Es „Pending“ wirklich eine netzwerkweite Tatsache?

Ein Wallet kann eine Dusk-Transaktion als „pending“ kennzeichnen, während ein anderer Knoten überhaupt keinen entsprechenden Mempool-Eintrag hat.

Das ist nicht unbedingt eine Unstimmigkeit. Das ergibt sich daraus, wie Dusk Transaktionen behandelt, bevor sie zum Ledger-Status werden.

Jeder Peer führt seine eigenen Zulassungsprüfungen durch und verwaltet seinen eigenen Mempool. Die Abfrage „mempoolTxs“ von Dusk zeigt daher den realen Mempool des abgefragten Knotens – nicht eine netzwerkweite Warteschlange, die von jedem Peer gemeinsam genutzt wird.

Die Handhabung in Boreas-Ära Moonlight macht das noch weniger intuitiv. Eine gültige Transaktion, deren Nonce vor der aktuellen Sequenz des Kontos liegt, kann aufgeschoben werden, während die fehlenden Nonces eintreffen. In dieser Zeit liegt sie außerhalb des vom Knoten sichtbaren realen Mempools. Daher kann es sogar sein, dass der Knoten, der die Transaktion erhalten hat, sie in „mempoolTxs“ noch nicht anzeigt.

Ablaufzeiten bringen noch eine weitere lokale Komponente hinzu: Das ist eine Knotenrichtlinie, nicht eine Lebensdauer, die direkt in die Transaktion selbst kodiert ist.

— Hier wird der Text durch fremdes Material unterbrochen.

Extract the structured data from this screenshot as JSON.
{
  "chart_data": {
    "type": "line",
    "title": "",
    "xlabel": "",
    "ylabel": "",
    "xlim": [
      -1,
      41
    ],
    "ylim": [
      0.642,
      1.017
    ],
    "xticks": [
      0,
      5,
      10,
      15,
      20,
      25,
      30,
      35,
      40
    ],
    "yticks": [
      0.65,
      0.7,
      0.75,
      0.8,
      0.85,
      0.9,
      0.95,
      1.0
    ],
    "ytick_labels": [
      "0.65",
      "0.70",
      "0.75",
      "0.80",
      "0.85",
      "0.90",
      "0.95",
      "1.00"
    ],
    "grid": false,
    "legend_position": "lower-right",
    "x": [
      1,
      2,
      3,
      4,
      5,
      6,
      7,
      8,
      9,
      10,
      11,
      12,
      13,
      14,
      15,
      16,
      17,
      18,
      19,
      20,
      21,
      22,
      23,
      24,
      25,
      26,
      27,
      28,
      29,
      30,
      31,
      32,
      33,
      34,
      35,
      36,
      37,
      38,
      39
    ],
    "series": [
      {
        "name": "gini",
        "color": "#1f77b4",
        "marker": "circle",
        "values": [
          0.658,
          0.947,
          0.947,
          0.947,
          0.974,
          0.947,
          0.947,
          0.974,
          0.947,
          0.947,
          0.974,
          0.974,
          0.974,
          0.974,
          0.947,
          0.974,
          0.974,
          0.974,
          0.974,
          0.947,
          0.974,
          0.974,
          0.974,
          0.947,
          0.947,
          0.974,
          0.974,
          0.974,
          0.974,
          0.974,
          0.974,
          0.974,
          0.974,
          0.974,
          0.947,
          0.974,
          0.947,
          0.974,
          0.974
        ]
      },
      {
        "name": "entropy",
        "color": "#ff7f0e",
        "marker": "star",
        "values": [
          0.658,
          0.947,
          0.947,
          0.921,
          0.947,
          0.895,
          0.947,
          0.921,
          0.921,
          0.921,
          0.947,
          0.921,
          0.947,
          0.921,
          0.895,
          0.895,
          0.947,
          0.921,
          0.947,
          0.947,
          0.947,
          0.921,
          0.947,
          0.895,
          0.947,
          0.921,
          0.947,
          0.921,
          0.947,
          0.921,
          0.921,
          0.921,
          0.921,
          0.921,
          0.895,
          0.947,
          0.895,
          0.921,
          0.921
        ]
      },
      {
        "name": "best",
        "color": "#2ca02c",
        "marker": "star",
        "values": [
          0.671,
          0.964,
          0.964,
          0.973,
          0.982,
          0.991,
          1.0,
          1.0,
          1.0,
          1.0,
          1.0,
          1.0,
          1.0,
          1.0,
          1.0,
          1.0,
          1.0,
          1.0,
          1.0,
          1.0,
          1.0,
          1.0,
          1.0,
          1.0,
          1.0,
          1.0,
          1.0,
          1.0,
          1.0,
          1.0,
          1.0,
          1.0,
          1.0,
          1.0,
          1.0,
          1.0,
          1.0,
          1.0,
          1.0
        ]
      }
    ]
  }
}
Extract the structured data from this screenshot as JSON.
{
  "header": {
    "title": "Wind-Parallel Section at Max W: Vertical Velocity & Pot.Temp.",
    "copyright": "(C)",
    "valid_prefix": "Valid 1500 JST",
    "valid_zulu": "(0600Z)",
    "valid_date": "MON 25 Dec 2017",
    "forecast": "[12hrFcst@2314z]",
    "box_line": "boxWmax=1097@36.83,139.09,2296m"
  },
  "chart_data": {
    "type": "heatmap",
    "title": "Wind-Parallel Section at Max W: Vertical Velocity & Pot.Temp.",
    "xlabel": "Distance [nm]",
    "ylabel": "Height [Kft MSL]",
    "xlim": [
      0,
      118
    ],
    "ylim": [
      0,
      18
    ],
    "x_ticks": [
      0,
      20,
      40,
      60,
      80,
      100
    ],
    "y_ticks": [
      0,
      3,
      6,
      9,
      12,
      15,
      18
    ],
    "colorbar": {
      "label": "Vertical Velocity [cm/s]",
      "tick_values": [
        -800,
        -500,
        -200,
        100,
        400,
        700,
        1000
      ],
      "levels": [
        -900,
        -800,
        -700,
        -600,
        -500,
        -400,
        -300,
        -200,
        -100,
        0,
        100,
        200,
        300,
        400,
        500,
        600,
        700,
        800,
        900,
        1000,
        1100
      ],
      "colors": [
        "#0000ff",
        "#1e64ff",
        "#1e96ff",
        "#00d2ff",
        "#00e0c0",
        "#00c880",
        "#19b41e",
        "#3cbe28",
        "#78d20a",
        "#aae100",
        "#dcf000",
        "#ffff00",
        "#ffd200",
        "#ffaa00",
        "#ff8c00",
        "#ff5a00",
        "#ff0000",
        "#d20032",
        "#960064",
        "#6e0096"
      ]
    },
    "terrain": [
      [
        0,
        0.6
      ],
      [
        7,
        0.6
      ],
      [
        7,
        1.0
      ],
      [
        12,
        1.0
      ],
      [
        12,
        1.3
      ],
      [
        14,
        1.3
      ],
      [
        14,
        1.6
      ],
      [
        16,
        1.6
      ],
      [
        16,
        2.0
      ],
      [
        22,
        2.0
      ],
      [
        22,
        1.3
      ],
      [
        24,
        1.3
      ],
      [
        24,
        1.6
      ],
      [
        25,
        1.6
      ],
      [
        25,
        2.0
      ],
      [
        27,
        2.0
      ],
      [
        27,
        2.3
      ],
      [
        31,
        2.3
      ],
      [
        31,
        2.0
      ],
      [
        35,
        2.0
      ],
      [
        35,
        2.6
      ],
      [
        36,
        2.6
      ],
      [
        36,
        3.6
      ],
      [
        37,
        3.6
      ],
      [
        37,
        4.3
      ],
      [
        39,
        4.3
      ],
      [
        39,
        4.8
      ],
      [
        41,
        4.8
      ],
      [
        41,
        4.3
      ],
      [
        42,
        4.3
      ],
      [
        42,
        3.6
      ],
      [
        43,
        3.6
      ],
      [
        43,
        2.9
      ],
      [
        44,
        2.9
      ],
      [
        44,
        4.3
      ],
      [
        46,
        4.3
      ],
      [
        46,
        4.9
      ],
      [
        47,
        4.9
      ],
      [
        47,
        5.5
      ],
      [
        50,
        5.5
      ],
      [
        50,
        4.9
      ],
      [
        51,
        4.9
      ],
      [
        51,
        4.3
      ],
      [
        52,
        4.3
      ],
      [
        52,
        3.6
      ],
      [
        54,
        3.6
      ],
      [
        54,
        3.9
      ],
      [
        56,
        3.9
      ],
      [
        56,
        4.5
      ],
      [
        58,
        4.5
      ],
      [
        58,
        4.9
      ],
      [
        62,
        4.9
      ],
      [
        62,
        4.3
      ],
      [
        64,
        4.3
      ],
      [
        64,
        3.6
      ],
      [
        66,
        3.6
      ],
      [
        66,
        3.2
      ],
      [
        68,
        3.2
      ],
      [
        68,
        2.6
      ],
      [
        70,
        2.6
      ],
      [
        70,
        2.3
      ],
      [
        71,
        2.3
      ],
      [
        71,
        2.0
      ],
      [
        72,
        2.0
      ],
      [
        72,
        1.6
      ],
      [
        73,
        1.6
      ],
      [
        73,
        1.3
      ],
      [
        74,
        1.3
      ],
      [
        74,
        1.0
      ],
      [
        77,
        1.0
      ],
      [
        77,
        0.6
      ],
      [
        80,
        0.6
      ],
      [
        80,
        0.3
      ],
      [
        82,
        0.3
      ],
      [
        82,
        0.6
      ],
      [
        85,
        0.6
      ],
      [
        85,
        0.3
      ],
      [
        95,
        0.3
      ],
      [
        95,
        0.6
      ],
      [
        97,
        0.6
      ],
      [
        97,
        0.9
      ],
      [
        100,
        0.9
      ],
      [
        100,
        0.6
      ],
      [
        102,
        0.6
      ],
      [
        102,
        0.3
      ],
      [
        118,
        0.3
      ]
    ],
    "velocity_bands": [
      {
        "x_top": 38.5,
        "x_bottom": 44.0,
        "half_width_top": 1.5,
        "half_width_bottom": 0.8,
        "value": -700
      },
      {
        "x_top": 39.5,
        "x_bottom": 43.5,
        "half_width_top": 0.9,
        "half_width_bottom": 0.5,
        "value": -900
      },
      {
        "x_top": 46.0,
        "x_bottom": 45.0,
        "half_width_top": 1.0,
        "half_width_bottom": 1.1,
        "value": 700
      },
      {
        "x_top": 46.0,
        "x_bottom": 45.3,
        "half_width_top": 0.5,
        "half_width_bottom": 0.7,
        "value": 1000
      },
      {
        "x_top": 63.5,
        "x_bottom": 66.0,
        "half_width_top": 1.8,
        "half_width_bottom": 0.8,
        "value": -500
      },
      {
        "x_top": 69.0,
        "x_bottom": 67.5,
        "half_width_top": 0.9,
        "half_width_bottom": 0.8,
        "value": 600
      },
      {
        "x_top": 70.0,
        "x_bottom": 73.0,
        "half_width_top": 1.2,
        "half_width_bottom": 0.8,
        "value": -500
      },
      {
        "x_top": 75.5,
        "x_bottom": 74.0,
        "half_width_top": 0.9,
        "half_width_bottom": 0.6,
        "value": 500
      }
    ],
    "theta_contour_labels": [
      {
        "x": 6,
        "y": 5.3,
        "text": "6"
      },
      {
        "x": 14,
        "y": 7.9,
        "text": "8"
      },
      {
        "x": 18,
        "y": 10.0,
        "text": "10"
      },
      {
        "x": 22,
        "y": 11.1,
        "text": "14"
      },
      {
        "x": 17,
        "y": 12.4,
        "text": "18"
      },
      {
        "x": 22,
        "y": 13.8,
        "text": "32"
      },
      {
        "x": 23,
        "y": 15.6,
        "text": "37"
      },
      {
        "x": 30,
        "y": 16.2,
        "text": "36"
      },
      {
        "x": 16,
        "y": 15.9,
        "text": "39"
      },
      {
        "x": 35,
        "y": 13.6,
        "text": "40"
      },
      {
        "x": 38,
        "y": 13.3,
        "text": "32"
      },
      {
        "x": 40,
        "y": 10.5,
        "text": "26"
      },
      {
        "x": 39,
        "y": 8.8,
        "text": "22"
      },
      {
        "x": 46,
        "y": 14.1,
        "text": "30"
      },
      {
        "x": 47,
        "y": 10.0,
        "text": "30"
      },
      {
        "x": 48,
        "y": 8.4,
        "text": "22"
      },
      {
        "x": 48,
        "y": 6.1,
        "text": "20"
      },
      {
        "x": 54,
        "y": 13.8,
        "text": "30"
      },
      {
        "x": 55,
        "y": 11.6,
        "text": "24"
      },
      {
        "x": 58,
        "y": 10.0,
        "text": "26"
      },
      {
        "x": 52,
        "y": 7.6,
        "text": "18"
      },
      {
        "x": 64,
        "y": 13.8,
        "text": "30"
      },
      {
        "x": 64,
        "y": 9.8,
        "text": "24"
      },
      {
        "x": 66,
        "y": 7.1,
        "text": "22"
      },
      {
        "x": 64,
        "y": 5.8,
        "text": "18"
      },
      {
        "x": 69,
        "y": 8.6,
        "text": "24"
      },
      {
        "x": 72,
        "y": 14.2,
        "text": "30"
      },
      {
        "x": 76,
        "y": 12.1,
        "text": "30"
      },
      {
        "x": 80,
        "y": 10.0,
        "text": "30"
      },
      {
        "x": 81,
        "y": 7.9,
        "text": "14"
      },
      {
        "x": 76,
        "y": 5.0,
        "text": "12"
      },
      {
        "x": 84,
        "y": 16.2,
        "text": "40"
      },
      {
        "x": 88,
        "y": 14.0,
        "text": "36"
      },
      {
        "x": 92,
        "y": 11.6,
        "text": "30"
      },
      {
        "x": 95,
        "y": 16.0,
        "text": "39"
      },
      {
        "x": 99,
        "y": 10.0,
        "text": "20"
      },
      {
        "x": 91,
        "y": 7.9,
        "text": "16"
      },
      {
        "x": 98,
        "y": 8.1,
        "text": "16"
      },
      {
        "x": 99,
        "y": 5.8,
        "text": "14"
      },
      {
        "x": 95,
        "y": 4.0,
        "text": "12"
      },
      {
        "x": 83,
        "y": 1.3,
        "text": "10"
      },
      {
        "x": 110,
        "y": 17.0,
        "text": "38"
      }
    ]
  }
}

Das verändert, wie ich das Wort „pending“ lesen würde. Vor dem Konsens liefert Dusk keinen einen autoritativen globalen Transaktionsstatus, den alle beobachten können. Verschiedene Knoten können legitimerweise unterschiedliche Informationen über dieselbe Transaktion halten.

Daher ist ein Wallet-Status ein Bericht aus einem Beobachtungspunkt – keine Aussage darüber, dass das Netzwerk bereits auf eine geteilte Zwischen-Tatsache einig geworden ist.

Der Konsens ist der Ort, an dem aus diesen fragmentierten lokalen Ansichten nach und nach eine gemeinsame Ledger-Historie wird.